Ebi però non è parso all’altezza della situazione.
“Già negli allenamenti prima della gara con Forlì non aveva dimostrato grande impegno ed infatti l’allenatore ha deciso di non farlo partire in quintetto. Alcuni atteggiamenti come il bacio provocatorio rivolto alla curva forlivese e certe parole rivolte alla panchina non mi sono piaciuti e devo dire che se la squadra ha dimostrato voglia di vincere e grande determinazione, Ebi non lo ha fatto sia dal lato comportamentale che da quello tecnico”.

Sembra chiaro che il giocatore voglia andare via a tutti i costi.
“Se vuole avere delle pretendenti in categorie superiori, il primo a doversi impegnare è proprio Ebi. Se non gioca al massimo e non ritorna quello di qualche settimana fa, difficilmente qualcuno lo cercherà e questo glielo deve aver detto anche il suo procuratore. Contro Forlì la squadra ha dimostrato di saper vincere e di giocare bene anche senza il suo apporto e dunque ora il futuro è nelle sue mani”.

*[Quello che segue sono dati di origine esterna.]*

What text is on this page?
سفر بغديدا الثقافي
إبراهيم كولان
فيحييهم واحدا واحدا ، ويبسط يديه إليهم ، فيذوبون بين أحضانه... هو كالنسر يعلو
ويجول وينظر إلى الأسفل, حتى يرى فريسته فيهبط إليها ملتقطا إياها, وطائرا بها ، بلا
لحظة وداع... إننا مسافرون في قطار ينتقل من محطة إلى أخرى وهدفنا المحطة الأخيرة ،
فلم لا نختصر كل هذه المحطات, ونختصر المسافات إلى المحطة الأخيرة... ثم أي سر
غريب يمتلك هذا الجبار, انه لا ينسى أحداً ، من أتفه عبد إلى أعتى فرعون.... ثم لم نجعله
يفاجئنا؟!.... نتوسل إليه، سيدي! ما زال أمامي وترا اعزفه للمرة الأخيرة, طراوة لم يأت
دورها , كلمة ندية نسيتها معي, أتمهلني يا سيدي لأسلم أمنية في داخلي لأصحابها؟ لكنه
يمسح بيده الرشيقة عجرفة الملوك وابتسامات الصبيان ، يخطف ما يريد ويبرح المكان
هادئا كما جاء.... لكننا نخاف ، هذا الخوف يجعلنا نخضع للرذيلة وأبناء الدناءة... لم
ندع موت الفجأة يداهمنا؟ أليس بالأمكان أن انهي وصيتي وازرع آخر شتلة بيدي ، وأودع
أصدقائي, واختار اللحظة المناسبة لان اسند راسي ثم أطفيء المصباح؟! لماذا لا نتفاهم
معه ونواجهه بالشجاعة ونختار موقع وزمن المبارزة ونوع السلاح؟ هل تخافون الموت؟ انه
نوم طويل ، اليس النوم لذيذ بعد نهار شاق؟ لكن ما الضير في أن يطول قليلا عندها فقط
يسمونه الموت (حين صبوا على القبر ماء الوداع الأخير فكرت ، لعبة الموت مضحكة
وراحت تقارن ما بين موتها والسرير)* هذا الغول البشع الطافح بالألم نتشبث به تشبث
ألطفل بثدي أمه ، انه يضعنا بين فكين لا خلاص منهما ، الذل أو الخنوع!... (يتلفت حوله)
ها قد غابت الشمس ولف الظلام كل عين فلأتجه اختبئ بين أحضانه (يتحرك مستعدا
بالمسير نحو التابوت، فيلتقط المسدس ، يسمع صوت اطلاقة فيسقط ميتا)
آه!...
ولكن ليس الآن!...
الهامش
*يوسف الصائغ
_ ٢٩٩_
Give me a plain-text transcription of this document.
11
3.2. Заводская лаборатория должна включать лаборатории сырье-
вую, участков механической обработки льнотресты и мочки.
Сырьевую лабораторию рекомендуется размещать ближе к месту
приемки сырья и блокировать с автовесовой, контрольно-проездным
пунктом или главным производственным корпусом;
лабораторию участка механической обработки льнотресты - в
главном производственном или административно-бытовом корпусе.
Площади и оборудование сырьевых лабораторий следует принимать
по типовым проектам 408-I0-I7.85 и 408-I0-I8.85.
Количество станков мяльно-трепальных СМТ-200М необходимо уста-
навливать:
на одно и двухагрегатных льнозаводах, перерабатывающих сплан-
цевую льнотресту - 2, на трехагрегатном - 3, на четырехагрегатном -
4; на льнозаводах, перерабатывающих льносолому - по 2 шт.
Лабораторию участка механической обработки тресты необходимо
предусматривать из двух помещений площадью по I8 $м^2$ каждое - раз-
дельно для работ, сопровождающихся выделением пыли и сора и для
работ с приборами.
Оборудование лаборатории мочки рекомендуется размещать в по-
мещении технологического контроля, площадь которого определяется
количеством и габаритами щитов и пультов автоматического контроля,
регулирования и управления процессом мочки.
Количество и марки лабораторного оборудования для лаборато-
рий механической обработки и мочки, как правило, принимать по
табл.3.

Anche quest’anno il giocatore ha dimostrato di essere ingestibile.

“Se un atleta con le sue doti fisiche e tecniche gioca in serie A2 in una società piccola come Imola in lotta per la salvezza e non in altri palcoscenici, vuole dire che ha qualche limite, e il suo è caratteriale. Noi attendiamo un suo pronto riscatto e speriamo possa avvenire a breve. I segnali sembrano essere positivi, perché negli ultimi giorni si è allenato con grande impegno”.